The House of Representatives passed the bill in a 129-1 vote Thursday. The bill allows the office to hire additional staff or contract with third parties with the one-time funding, which would be available through June 30, 2023.

The project is about $500 million over budget and about four years behind schedule.

“This bipartisan audit is about transparency, accountability, and oversight,” House Transportation Finance and Policy Committee Rep. Frank Hornstein, DFL-Minneapolis, the bill’s author, said in a news release. “Minnesotans need answers to why this project is delayed and significantly over budget.”

The office would examine why the project is delayed and over budget; whether there was schedule or funding mismanagement; and whether the Met Council sufficiently examined decisions of routes and designs that have altered project plans and costs.

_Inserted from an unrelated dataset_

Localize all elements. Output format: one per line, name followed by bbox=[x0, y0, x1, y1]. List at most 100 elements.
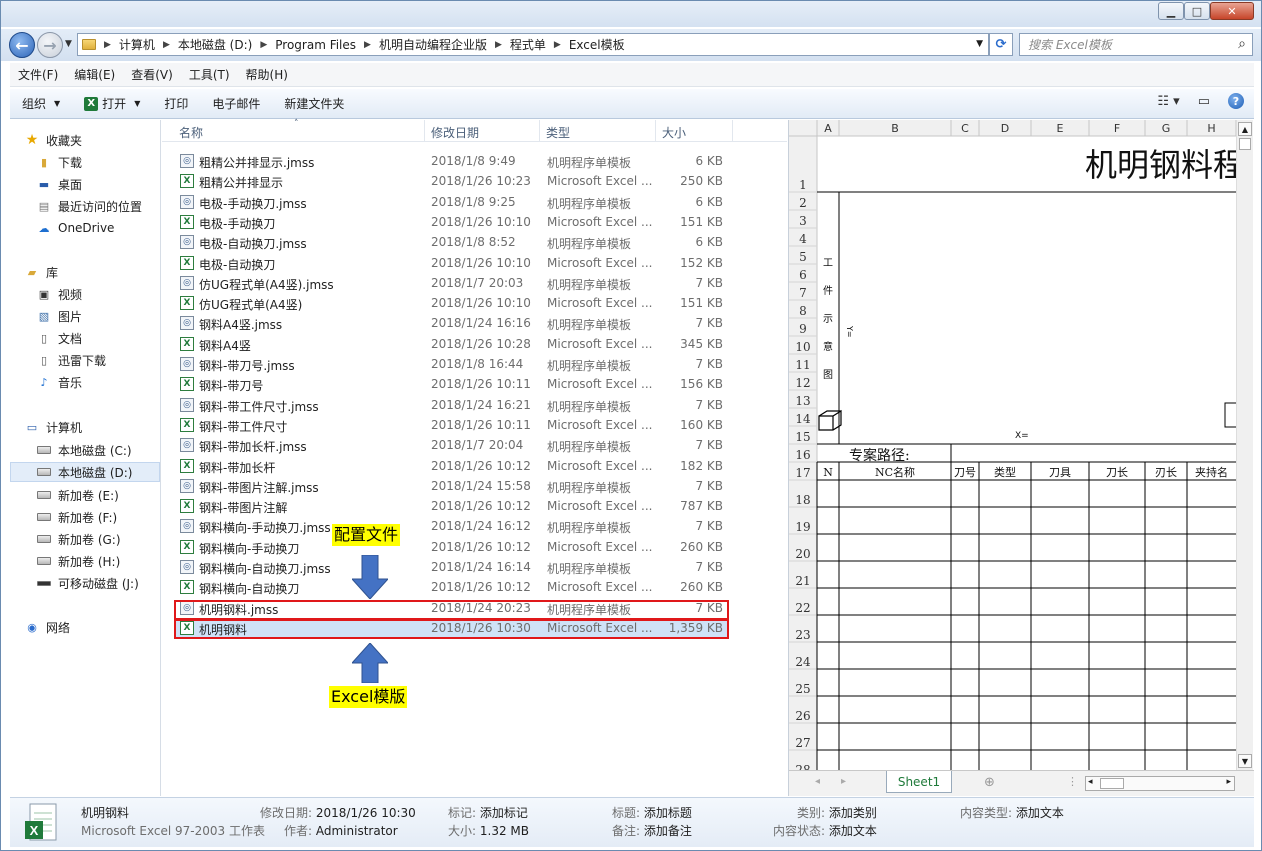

It would assess cost estimating, contracting, negotiations, management and hiring that have resulted in cost overruns or delays.

The bill requires the office and the Met Council to perform a cost-benefit analysis of the project and analyze financial risk of further changes. The office would advise the Met Council and Hennepin County how to avoid overruns and delays, mitigate risks, assure quality and increase transparency.

The extension of the light rail line is supposed to increase service from Target Field Station to Eden Prairie, onward through Minneapolis, St. Louis Park, Hopkins and Minnetonka.

Rep. Erik Mortensen, R-Shakopee, voted against the bill. He did not immediately respond to The Center Square’s request for comment.

Baruch Feigenbaum told The Center Square in an emailed statement he thinks the audit is a positive first step, but it must be conducted by an independent firm with no relationship with the transit agency.

The evaluation should also ask whether the state can take action on any mismanagement, what steps must be taken to get the project back on schedule, and whether an independent oversight board is required for the remainder of the project, he said.

Minnesota House DFL Caucus Communications Specialist Gina Vega told The Center Square in an emailed statement Friday that the Senate is expected to take up the companion bill next week for a full vote.

“The Governor has indicated he will sign it,” she said.

The request for the special audit is one of nearly four dozen audit ideas lawmakers have in mind for the Office of the Legislative Auditor to conduct this year, and a final list of audits may be available later in March, MPR News reported.